Innovatie in blaaskankerzorg biedt patiënten uitzicht op betere kwaliteit van leven.
De afgelopen tien jaar zijn er grote stappen gezet in de behandeling van blaaskanker. Waar vroeger het verwijderen van de blaas de standaard was, zijn er tegenwoordig steeds meer alternatieven. Een combinatie van chemotherapie en bestraling biedt voor veel patiënten een effectief en minder ingrijpend alternatief. Daarnaast heeft de introductie van de operatierobot niet alleen gezorgd voor minder belastende operaties, maar ook voor nieuwe technieken die de seksuele functies beter behouden.
De DaVinci Xi-operatierobot maakt uiterst precieze ingrepen mogelijk. Hier gedemonstreerd met een mandarijn.
Door: Douwe Biesma, voorzitter raad van bestuur.
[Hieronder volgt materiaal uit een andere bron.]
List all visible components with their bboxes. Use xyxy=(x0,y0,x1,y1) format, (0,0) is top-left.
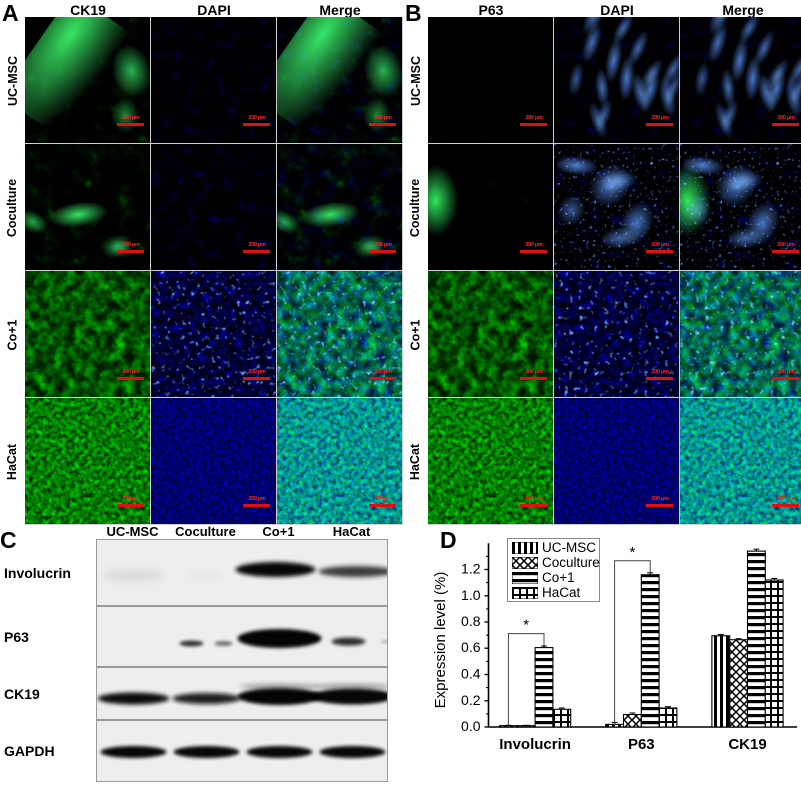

Tot tien jaar geleden was een open cystectomie – het volledig verwijderen van de blaas via een grote buikoperatie – de standaardbehandeling bij spierinvasieve blaaskanker, waarbij de tumor in de spierwand van de blaas is doorgedrongen. Deze operatie ging standaard gepaard met het verwijderen van andere organen: bij vrouwen bijvoorbeeld de baarmoeder, eierstokken en een deel van de vaginawand, en bij mannen de prostaat. Hoewel dit de kans verkleint dat er tumorweefsel achterblijft, waren erectiestoornissen bij de man en verkorting van de vagina bij de vrouw onvermijdelijke bijwerkingen.
Met de komst van de DaVinci Xi-operatierobot is de aanpak aanzienlijk verfijnd. De robot heeft vier armen, die de chirurg bestuurt vanuit een module. De instrumenten die aan de armen zitten, gaan via vier kleine gaatjes naar binnen. Deze methode zorgt voor kleinere wonden, minder bloedverlies en een kortere hersteltijd bij de patiënt. Daarbij maakt de robot (op de foto gedemonstreerd met een mandarijn) uiterst precieze ingrepen mogelijk, zelfs op moeilijk bereikbare plaatsen. Hierdoor kunnen zenuwen en organen die belangrijk zijn voor seksuele functies vaker worden gespaard. Als de tumor gunstig ligt, biedt dit hoop op een betere kwaliteit van leven na de operatie.
Multidisciplinaire samenwerking: de patiënt centraal:
Een ander belangrijke verandering is de manier waarop behandelplannen worden gemaakt. Vroeger werd dit door één specialist gedaan, de uroloog. Nu bespreken een uroloog, oncoloog en een radiotherapeut samen met de patiënt de mogelijkheden. Dit leidt niet alleen tot beter afgestemde behandelingen, maar ook tot een efficiënter proces. Zo is de tijd tussen doorverwijzing en het vaststellen van een behandelplan bij het LUMC flink verkort.
Voor veel patiënten is er keuze tussen een operatie of chemoradiatie, met vergelijkbare kansen op genezing. Niet iedereen heeft deze keuze, bijvoorbeeld als de blaas al veel klachten geeft of de tumor te groot is. Toch zorgt het gezamenlijk bespreken van opties voor een beter afgestemde behandeling en een snellere start van het traject.
Samenwerking binnen het Blaaskankernetwerk:
In januari is op initiatief van het het Antoni van Leeuwenhoek, het Amsterdam UMC, het LUMC en hun partnerziekenhuizen het Blaaskankernetwerk opgericht. Deze samenwerking richt zich op het verbeteren van kwaliteit, onderzoek en opleiding in blaaskankerzorg. Binnen dit supraregionale netwerk maakt het niet meer uit in welk ziekenhuis een patiënt binnenkomt: dezelfde hoge standaard van zorg wordt overal geboden, inclusief toegang tot experimentele behandelingen in studieverband.
Voor patiënten in West-Nederland betekent dit dat zij voor hoogwaardige zorg niet meer naar ziekenhuizen buiten de regio hoeven. Dat het LUMC en het Antoni van Leeuwenhoek elkaars patiënten bespreken tijdens gezamenlijke multidisciplinaire overleggen (MDO’s) is een mooi voorbeeld van hoe expertise in de praktijk gebundeld wordt en de kwaliteit verhoogt.
Een blik op de toekomst:
Met alle innovaties en samenwerkingsverbanden ben ik ervan overtuigd dat we de zorg voor blaaskankerpatiënten steeds verder verbeteren. Het LUMC blijft zich inzetten om patiënten niet alleen de beste behandeling te bieden, maar ook de snelste en meest toegankelijke zorg in onze regio.